Evil took his sister by the hand and drew paintings on the wall. Drawings of danger, reeking of death, painted in red as red as the blood of chickens Evil taught her how to kill. A snap and then another. Feathers and- no, she will never forget their screams. What will Mummy say when she sees her hands are no longer clean?

Evil never stopped to dry her tears.

There are things we have to do, Evil had plans; and she led a giant snake, chasing spiders out of her way. The spiders had fled and people could have died. Big bad snake with eyes that slay and now they lay on their hospital beds unblinking for days, a look of horror frozen in a silent scream. What will her brother say if he knew she'd scared all the spiders away?

Will he ruffle her hair and beam with pride? Will his eyes widen in fright (Gin, don't go roaming around at night!)? Will he make her take a bath to wash the dirt from her knees (the floor of the Chamber, they are very dusty)? Will he still love her if she can never get them clean? She thought she would never know. Bounded and broken at the feet of Evil, she thought she was going to die that way.

Then the hero came to save the day. Some midget named Harry, you might have heard of him; eyes as green as pickled toad and a scar that saved us all. Evil was defeated and his princess rescued. Somehow or another or perhaps a shooting star, she found her way back to him, princess to his knight. And that was exactly how the story of should be.

That was the day he learnt, what it was to have a love lost returned.

So, off to the hospital wing he went, with the cloak of invisibility he borrowed from a friend, and into her bed he climbed. "Move over, Gin," he had said as he slipped in next to her and pieced the broken back together.

He had her all to himself and he asked her how she was. He asked her question after question- Did he hurt you? Did he mess up your hair? Did he touch you in places only I had been? Did you hear me calling for you every night? He asked till he could breathe no more, he asked till it hurt in places that had never hurt before, he asked till he broke down and whispered a sorry into her hair. "Please don't cry, Ron," came her only reply.

"Don't you ever do that again," he said when he could speak again and he held her close to him to make up for the nights they lost. Then she said, "Thank you," and nothing more. He asked, "What for?" and felt very sad, because he knew what she'd say and so he muttered into her skin, "It was Harry who saved you, thank him instead." Who was he to compete with the boy who can talk to snakes?

But he was wrong and she told him so, "No, I knew you'd get me out of there and so I stayed alive and waited for you." And she told him about the part of herself she'd surrendered to Evil and she told him Evil had a name as simple as Tom.

He clenched his fist but didn't say a word and listened as she told him about the morning she'd woken up with blood and feathers on her hands, in her hair, on her lips. Gritted his teeth and bore with it, he listened as she told him where her knees have been- on the dirty, grey floor of a chamber down below.

And she told him how it was like to know she was losing her mind slowly and yet always knowing that all she had to do was wait. "And I was right, you came for me," she had said and then she cried and cried and he cried.

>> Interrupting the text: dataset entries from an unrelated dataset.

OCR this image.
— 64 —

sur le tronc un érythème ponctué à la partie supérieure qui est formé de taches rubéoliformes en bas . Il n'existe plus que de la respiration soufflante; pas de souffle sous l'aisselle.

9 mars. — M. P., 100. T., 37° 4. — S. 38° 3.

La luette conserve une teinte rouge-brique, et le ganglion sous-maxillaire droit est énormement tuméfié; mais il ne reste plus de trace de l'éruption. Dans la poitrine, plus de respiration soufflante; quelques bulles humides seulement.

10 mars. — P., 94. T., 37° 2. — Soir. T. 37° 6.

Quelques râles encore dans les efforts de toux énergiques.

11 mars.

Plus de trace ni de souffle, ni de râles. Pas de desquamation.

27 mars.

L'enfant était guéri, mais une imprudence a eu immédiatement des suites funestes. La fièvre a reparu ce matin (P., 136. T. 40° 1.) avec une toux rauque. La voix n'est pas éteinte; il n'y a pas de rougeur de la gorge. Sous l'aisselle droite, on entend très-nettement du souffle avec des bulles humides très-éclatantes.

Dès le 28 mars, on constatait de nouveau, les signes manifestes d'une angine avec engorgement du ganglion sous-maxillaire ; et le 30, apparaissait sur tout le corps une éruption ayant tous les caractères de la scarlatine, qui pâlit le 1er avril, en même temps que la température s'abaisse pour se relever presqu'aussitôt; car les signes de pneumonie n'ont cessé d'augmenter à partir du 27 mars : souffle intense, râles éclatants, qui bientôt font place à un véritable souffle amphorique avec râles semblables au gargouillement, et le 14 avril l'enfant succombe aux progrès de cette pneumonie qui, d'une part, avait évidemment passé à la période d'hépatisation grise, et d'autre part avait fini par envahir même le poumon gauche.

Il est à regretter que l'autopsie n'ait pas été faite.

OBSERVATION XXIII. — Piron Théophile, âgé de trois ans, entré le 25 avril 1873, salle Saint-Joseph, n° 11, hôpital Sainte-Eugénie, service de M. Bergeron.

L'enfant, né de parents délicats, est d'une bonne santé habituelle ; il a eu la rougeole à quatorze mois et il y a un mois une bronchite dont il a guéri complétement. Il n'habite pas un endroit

A few minutes and a soaked pillow later, they shared a kiss to erase the other and he laughed a little because, "This is all Percy's fault, you know? If he hadn't shooed you away the other day, you'd have told me about the diary, wouldn't you?" She giggled and nodded, her hair the colour of autumn brushing against dried tears on her brother's freckled grin; but she didn't want to talk anymore, because she had missed her Ron so and he had missed his Ginny, too.

There are many ways to say "I love you" and some of them may be wrong, some of them may not be for them, and some of them will never be written into love songs, but they'd worry about it tomorrow. And, well-

Nobody had to know what happened that night but he was only a child when he learnt about the happy ever after that exists only in fairy tales.